Coba bayangkan bagaimana mungkin tanaman yang bisa layu dan mati sampai dihargai hingga milyaran rupiah? Para pehobi saja tahu kalau harga segitu kemahalan, kok. Kalau barang tertentu tiba-tiba ngetren tanpa bikin sensasi di infotainment dan harganya sampai melejit nggak karuan, waspada saja, kemungkinan besar itu adalah monkey business.

 

Coba lihat lagi nasib tiga komoditas yang jadi contoh di atas.

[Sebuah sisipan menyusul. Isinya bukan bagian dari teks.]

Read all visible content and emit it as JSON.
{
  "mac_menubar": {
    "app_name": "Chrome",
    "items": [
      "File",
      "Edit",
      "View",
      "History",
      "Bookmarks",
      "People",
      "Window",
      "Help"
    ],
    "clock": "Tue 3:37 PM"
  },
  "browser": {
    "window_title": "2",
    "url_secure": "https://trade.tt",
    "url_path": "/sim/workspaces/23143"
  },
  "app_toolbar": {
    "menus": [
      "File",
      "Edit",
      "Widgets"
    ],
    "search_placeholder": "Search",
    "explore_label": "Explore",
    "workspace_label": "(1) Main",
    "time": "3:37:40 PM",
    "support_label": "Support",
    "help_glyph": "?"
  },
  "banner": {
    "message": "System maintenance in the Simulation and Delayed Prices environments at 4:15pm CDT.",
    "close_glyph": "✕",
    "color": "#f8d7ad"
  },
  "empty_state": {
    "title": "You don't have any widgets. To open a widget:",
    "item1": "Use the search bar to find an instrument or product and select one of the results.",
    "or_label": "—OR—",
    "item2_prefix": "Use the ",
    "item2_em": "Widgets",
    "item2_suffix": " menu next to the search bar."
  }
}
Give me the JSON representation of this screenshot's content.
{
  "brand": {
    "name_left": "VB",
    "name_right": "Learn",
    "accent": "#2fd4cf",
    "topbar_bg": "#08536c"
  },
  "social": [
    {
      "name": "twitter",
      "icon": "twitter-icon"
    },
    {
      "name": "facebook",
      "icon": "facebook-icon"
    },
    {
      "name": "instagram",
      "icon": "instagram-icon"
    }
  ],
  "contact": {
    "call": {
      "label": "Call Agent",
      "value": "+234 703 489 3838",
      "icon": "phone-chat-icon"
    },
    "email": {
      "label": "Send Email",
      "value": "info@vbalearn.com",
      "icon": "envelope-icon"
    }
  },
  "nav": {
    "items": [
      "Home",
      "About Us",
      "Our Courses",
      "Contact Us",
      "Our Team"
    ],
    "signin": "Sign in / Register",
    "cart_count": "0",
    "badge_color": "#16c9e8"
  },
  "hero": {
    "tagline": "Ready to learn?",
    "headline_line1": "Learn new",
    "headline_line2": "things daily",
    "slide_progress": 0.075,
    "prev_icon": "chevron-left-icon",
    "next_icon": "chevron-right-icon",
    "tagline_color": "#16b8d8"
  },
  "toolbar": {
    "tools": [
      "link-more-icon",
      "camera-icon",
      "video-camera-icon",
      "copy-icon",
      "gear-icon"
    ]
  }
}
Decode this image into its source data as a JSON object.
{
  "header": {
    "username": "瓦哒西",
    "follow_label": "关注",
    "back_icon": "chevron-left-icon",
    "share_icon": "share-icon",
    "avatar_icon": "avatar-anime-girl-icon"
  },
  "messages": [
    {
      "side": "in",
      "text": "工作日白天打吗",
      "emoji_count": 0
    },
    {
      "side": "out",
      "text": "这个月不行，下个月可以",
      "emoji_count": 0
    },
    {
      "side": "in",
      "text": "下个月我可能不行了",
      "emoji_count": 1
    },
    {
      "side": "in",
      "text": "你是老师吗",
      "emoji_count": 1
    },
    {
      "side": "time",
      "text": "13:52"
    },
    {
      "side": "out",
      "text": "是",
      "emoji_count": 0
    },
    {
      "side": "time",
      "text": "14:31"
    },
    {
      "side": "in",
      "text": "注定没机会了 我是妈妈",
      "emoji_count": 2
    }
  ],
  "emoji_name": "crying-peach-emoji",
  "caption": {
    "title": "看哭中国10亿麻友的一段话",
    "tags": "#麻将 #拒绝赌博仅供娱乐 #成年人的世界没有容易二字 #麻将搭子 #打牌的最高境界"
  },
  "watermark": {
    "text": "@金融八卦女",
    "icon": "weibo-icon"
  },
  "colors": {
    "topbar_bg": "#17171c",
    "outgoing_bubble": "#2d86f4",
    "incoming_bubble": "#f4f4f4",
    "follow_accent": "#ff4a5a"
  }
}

Mereka cuma ngetren selama sekitar 2 tahun. Setelah itu, semua kembali normal. Lalu, bandingkan dengan harga emas yang dari dulu sampai sekarang stabil bahkan cenderung naik. Komoditas monkey business dan investasi betulan punya perbedaan fundamental yang sebenarnya gampang dicermati jika kita mau berpikir secara jernih.

 

Ikan louhan bukan yang pertama, dan batu akik jelas bukan yang terakhir. Apapun wujud komoditasnya, jangan sampai terkecoh dengan monkey business. Yuk, alihkan uangmu untuk investasi yang sudah pasti keuntungannya seperti emas atau reksadana! Kalau kamu punya pengalaman terjerumus dalam tren monkey business ini, bagikan ceritamu di kolom komentar, ya.